Back home in Finland, Death Hawks currently have a virtual monopoly in music influenced by sounds from the bygone days when the idealistic highs of the late ’60s started to lose altitude, the music moving correspondingly from the sweet harmonies of Crosby, Stills and Nash towards the arena-humping heaviness of Led Zeppelin, Black Sabbath et al.
This unique stance has earned the band led by period ‘tache-sporting songwriter Teemu Markkula positive notices in the domestic music media. But in a musical market as tiny as Finland’s, such marginal pursuits place the four-piece from Tampere on the outer reaches of obscurity. As such, it’s necessary to start fishing for attention abroad, where there’s hardly any dire need for yet another outfit peddling a heavy-lidded sound that welcomes few ingredients from this side of 1974.
As oversubscribed as the time-travelling music club is, the murkily alluring Death and Decay deserves our full attention. On paper, the musty points of reference may seem wearingly familiar. We’ve been here countless times before in recent years, with the likes of Jonathan Wilson and Fleet Foxes excelling in acoustically orientated contemplation and, for example, Black Mountain gaining distinctions from the Tony Iommi school of ominous riffage. But by hopping unpredictably between chest-beating racket and languid – if always slightly unsettling – calm, inserting plenty of arresting twists to the tunes and arrangements, and maintaining a foreboding atmosphere that suggests the band are channelling seriously heavy vibes in some destruction-ridden alternative world still stuck waist-deep in the Dark Ages, Death Hawks manage to excel in areas where most retro-minded missions struggle to succeed: producing surprises and cultivating a unique musical identity.
Whilst the likes of ‘Blue Void’ – an ominously churning sermon seemingly situated at the onset of a biblical flood – and the none-more-heavy crunch of ‘Priest’s March’ bow reverently towards the bluesy decibel-binges of vintage hard rock, wailing organ of Tenho Mattila to the fore, the downcast desert folk of ‘The Beast’ and the superbly doomy ‘Death Has No Reprieve’ knock on Neil Young’s door with equally convincing results. Better still are moments that defy categorisation. The chorally-enriched funeral procession of ‘The Peace Maker’ practically demands entry to the soundtrack of a classic spaghetti Western. The foam-mouthed Kraut-boogie (50% Neu!, 50% Deep Purple) of ‘Shining’ gallops like a herd of untamed beasts on a rampage, Markkula’s heavily treated vocals proclaiming some unnamed dread with a declamatory weirdness rarely heard since the glory days of the furthest-out likes of Hawkwind; suggesting Death Hawks possess a healthy sense of humour alongside their other strengths.

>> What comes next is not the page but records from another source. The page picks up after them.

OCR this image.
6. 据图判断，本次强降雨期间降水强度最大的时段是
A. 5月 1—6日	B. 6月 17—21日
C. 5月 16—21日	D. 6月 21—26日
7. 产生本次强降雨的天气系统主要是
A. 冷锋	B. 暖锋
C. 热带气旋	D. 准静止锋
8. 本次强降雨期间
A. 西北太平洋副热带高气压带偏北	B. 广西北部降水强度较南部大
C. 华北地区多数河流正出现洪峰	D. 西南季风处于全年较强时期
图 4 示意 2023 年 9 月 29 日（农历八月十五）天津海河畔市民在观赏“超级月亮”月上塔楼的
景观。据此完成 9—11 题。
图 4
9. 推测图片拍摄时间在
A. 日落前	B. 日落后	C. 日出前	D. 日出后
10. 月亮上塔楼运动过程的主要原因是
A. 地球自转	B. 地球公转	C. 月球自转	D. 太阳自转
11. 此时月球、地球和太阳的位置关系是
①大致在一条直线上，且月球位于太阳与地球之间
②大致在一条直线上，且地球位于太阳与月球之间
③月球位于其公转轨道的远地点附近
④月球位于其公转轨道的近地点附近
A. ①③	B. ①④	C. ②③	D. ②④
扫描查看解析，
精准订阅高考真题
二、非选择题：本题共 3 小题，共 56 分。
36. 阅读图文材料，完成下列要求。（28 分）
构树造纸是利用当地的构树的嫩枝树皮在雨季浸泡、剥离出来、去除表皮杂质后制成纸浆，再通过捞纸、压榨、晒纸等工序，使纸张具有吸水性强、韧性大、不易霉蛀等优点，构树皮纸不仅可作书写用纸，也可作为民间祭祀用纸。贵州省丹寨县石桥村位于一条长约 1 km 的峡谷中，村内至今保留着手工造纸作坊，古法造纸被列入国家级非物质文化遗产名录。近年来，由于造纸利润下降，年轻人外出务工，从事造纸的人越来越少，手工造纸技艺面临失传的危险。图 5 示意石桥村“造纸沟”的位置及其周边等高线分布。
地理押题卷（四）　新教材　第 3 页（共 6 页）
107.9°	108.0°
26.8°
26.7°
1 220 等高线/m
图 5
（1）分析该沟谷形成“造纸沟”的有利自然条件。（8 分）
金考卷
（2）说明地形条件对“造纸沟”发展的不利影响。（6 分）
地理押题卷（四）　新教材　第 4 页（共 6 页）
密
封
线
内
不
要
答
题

In theory, there’s not a lot to connect, say, the frantic rockabilly boogie of ‘Roamin’ Baby Blues’ to the high and lonesome, folk-hued wail of ‘Dead Man’, yet everything on Death and Decay eventually winds up sounding exactly, unmistakably like Death Hawks. And that’s a rare achievement for a debut album from a band so openly and proudly indebted to repeatedly recycled inspirations.